Your email inbox is the nerve center of your professional life. It’s your Rolodex, information repository, and primary means of communication with contacts and colleagues all wrapped into one.
But too often, just like the physical in-bin on your desk, your email inbox can get piled high with unorganized messages. When you’re confronted with a jumble of disordered memos and random dispatches every time you check your work email, you waste valuable moments just trying to locate the information you’re seeking out.
Plus, you’re shooting yourself in the foot by not enabling your inbox to perform in prime condition. A clean, uncluttered inbox can do more than receive and categorize newsletters and notes; it can amp up your contact database, streamline your to-do list, and more.
The thing is, thanks to a few cool apps and plugins, you can actually turbo-charge your email power on the cheap. Here are six tools that will keep your inbox spic-and-span and optimized for professional powerhouse status.
Any Email Provider
Do you have the same bad habit I do of keeping emails you’ve already read in your inbox as a reminder for an action item? Or maybe you obsessively file emails away into folders, only to forget when you need to follow up since they’re not readily available in your inbox. Enter FollowUp.cc (available for Apple Mail, Gmail, Outlook, Hotmail, Yahoo!, and AOL), which lets you forward your emails into the future to remind yourself to, well, follow up.
You just CC or BCC a email@example.com email address, like “firstname.lastname@example.org,” and when the day arrives, the email will reappear at the top of your inbox. You can even schedule regular email reminders to say, order flowers for your mom before Thanksgiving, using email@example.com.
You probably spend almost as much time checking your work email on your phone as you do on your computer. But your native smartphone email app has limitations, no matter your operating system. Give CloudMagic a try; available on iOS and Android, it’s an email client that also lets you complete work while you’re checking messages.
For example, right within the app, you can see Salesforce info for contacts, create a note within Evernote, save a link to Pocket, subscribe a contact to your MailChimp newsletter, and more. You’ll be amazing how much more productive your emailing on the go gets.
I’ve always wished Gmail’s built-in task manager was more robust. Taskforce addresses that need in a major way. It’s a productivity system, available for individuals and teams, that lets you slice and dice your emails into separate tasks in different workspaces, which are basically the equivalent of separate computer desktops that you can categorize however you’d like.
No more languishing emails, which lead to by-the-wayside follow-ups. No more to-dos that get lost in the sea of information. You can also tag teammates and colleagues in tasks, who will then be notified, making it easier for you to remind them how you divided up work in that confusingly long email thread.
The aptly named Notes For Gmail lets you affix notes and tags to any email message. Don’t tell me you’ve never wished you could do that!
You can also pin notes to any email thread, or at the top of your sent-emails view, starred-emails view, or really anywhere else in your inbox. With a tool like this, you can turn your inbox into a personal CRM system.
You know a digital tool is working for you when you stop noticing its inclusion in your routine.

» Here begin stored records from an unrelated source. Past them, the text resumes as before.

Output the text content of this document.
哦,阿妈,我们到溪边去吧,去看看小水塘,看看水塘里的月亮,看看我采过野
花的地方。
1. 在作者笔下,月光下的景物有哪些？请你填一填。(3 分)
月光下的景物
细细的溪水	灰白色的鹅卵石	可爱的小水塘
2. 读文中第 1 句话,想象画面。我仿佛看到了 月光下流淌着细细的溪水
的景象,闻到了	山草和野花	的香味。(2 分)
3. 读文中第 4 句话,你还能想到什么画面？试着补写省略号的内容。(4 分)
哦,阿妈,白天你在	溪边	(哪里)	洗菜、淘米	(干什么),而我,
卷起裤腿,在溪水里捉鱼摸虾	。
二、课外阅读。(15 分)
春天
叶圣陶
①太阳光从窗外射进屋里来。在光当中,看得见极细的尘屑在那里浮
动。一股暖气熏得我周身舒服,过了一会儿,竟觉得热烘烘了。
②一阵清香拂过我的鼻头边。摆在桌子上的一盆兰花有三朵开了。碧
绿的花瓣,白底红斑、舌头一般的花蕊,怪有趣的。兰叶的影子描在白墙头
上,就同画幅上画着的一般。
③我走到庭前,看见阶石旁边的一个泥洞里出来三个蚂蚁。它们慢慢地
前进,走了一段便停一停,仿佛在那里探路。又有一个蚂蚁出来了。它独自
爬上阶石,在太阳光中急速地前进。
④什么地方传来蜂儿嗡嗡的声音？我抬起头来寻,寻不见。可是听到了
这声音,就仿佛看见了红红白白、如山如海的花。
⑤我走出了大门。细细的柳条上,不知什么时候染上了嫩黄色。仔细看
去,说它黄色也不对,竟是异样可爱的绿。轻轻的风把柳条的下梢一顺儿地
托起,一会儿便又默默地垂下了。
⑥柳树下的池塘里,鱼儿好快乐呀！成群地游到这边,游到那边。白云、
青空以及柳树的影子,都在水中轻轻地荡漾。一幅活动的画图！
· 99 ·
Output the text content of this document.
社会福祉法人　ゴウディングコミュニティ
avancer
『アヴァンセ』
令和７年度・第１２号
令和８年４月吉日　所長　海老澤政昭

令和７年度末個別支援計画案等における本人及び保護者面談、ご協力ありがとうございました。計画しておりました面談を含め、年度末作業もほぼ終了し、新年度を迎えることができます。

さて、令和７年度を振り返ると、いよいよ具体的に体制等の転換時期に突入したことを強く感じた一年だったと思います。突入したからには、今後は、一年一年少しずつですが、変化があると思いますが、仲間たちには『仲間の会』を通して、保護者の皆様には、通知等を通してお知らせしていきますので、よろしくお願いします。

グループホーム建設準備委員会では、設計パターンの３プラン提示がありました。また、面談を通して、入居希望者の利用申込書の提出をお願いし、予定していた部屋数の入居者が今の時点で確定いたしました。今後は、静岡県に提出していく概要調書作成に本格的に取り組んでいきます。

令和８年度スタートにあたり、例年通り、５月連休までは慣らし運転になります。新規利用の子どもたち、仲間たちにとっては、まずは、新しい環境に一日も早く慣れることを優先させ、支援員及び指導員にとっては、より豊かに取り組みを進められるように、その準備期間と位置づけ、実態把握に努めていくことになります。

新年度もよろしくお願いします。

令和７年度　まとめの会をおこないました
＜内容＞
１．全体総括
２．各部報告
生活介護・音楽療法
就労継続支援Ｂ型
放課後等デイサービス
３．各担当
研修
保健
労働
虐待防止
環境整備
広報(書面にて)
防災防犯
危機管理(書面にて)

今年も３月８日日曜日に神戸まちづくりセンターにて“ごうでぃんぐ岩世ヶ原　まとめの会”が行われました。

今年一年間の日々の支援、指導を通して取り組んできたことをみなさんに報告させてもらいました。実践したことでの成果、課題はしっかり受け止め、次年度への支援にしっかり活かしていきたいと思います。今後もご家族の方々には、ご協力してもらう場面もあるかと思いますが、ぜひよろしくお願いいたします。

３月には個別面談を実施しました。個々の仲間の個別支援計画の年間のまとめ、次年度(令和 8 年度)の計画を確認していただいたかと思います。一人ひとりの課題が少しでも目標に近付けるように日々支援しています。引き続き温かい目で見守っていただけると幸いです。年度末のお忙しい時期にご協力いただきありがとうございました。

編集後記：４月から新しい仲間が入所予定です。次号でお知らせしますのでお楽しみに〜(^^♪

Rapportive is one of those for me. It’s a free Chrome plugin that displays your contacts’ social networking information right inside your inbox.
You can connect with them on LinkedIn, Facebook, and Twitter without even leaving Gmail, in addition to seeing a punch list of recent emails from them and recording private notes to attach to their addresses in your account (giving you a way to remember facts and information about them that will help build the relationship).
Like Gmail on steroids, Gmelius is a browser extension for Chrome, Firefox, and Opera that majorly boosts your Gmail experience with everything from a cleaned-up interface (no more ads!) to the ability to block email trackers to protect your privacy.
One of the most useful elements, from a work perspective, is the option to quickly categorize each email you receive or send using hashtags, which are much more easily searchable than Gmail’s built-in labels.. Another favorite feature is the automatic “Unsubscribe” button that replaces Gmail’s “Spam” button whenever Gmelius detects a mailing list.
What tools do you swear by to make your email inbox work better for you?